Release Date: January 6, 2026
Host: Ryan Donovan
Guest: Robert Lester (Akamai Data Scientist)
This episode dives deep into the explosive evolution of bot traffic on the Internet, particularly focusing on the surge of AI-driven bots from companies like OpenAI, Google, and Anthropic. Host Ryan Donovan and Akamai Data Scientist Robert Lester discuss what these bots are, how they differ from traditional search crawlers, the implications for web infrastructure and businesses, and speculate on the future of automated agent activity online. Instead of a simple "bot or not," the conversation explores evolving strategies for detection, management, and the blurry boundaries between helpful automation and disruptive scraping.

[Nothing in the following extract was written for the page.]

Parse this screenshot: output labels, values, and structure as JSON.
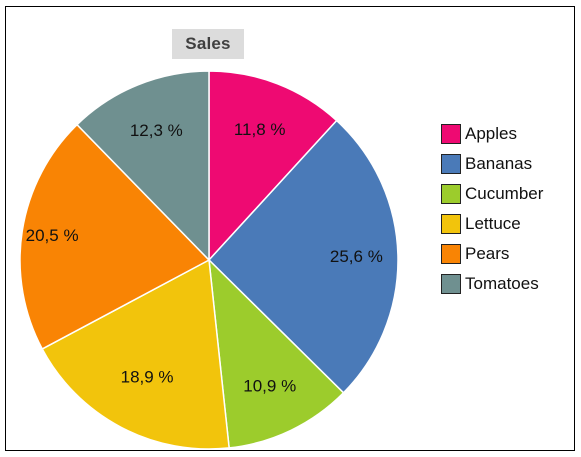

"We're kind of moving towards more of identification and intent of these bots... moving kind of away from bot or not, because that is seemingly a less important question at this point."
— Robert Lester [04:59]
"As far as raw numbers, we're still only looking at this stuff as about a percent... but this is a massive growth... up I think 400% across all industries."
— Robert Lester [04:06]
"If you were to guess what the top industries were going to be targeted by these AI bots... It's actually commerce."
— Robert Lester [11:16]
"After their GPT5 release a lot of stuff went just kind of insane... But yeah, it went insane. And then it seemed later that they dialed it back..."
— Robert Lester [13:12]
"We're starting to see agents interacting at point of sale, which is something that we're not entirely sure how the public is going to react to..."
— Robert Lester [15:55]
"Mitigation isn't the only number that we're going for though. We have seen a rise in the number of customers that are mitigating bots, these AI bots, and on a case by case basis."
— Robert Lester [07:37]
"We do factor in a lot of features, whether it be something like network telemetry, whether we're starting to look at the actual behavior of how these things are working... we're looking at everything."
— Robert Lester [18:40]
"The first people who are able to game this in their favor are going to be massive winners... this will be an important part of the new online economy and the Internet of things."
— Robert Lester [19:42]
"The best message to take away from it all is just how wide open this arena is right now... Being prepared is the best possible step forward. So get in touch with your bots."
— Robert Lester [21:18]
This episode shines a spotlight on the fast-moving frontier of AI bot activity on the web, unraveling the complexities and huge (sometimes unpredictable) implications for businesses, technologists, and users alike. It’s a world where bots both help and hinder, and where the difference between agent, bot, and user blurs more by the day. As Robert Lester sums up, “being prepared is the best possible step forward. So get in touch with your bots.”